Las Vegas Sun

April 28, 2024

Homeless man’s cat blamed for fire in storage units

A homeless man's cat knocked over a candle inside a storage unit on Valley View Boulevard Wednesday morning, starting a blaze that damaged 20 units, fire officials said.

Clark County Fire Department spokesman Bob Leinbach said it appeared the man had been living in a unit at A Low Cost Storage, 4850 S. Valley View Blvd., near Tropicana Avenue. The man was not in the storage unit at the time.

A woman who answered the phone at A Low Cost Storage on Wednesday declined to comment.

The fire started shortly before 10 a.m. Firefighters extinguished the fire within 15 minutes, Leinbach said. It caused $35,000 in structural damage. The dollar amount of property damage hadn't been determined.

The man who had been living in the storage unit apparently left a candle lit for his cat, which died in the fire, Leinbach said.

Sgt. Eric Fricker, who heads up Metro's Homeless Evaluation Liaison Program, said in the 10 years he's worked with the homeless, he's never encountered anyone living in a storage unit.

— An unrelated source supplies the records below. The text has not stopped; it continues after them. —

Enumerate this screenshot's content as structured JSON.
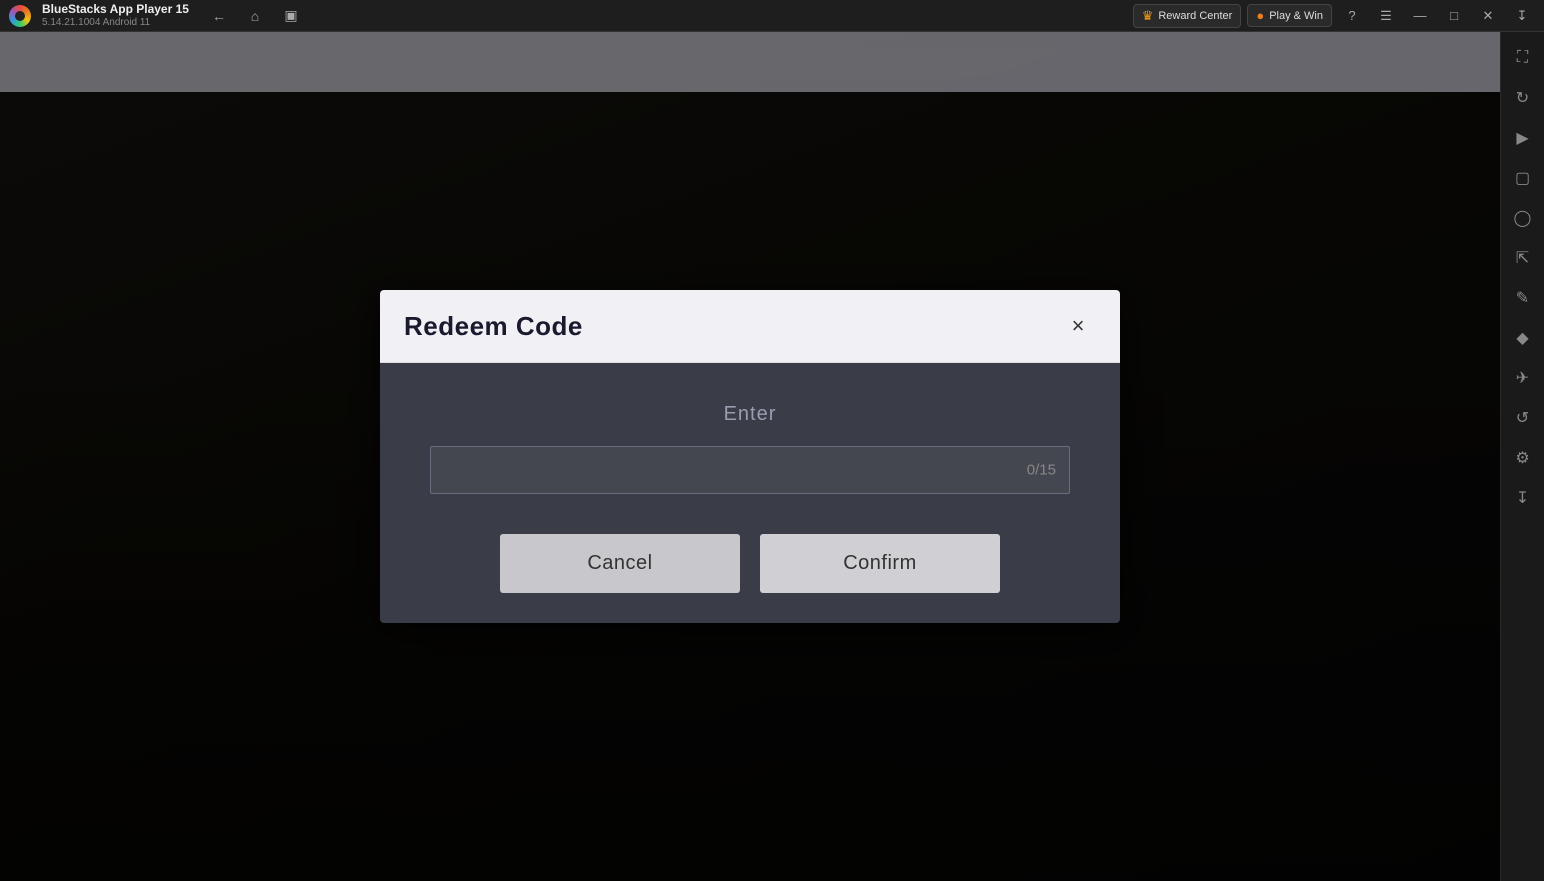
{
  "titlebar": {
    "app_name": "BlueStacks App Player 15",
    "version": "5.14.21.1004  Android 11",
    "reward_center_label": "Reward Center",
    "play_win_label": "Play & Win"
  },
  "modal": {
    "title": "Redeem Code",
    "close_label": "×",
    "enter_label": "Enter",
    "input_placeholder": "",
    "input_counter": "0/15",
    "cancel_label": "Cancel",
    "confirm_label": "Confirm"
  },
  "sidebar": {
    "icons": [
      "fullscreen-icon",
      "rotate-icon",
      "volume-icon",
      "screenshot-icon",
      "camera-icon",
      "resize-icon",
      "edit-icon",
      "eraser-icon",
      "refresh-icon",
      "settings-icon",
      "expand-icon"
    ]
  }
}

"Traditionally, it would be really hard to do that. There is on-site management and people going in and out all the time," Fricker said. "Most of the homeless folks we know don't want to draw attention to themselves."

David Bell, manager of Storage West at 2700 E. Flamingo Road, pointed out that there are city and county ordinances that prohibit people from using storage units as residences.

"No one can live in the unit, you can't operate a business out of it, you can't sleep in it, you can't run a TV in it," Bell said. "You just store your things and leave."

These days most storage facilities have video surveillance and managers who live on site, Bell said, which would make it hard for a person to live in a unit.

Years ago a few people tried to rent units to live in, but he didn't allow it, Bell said.

"If someone were to come up here with a shopping cart, I would say, 'I'm sorry, I can't accommodate you,' " he said.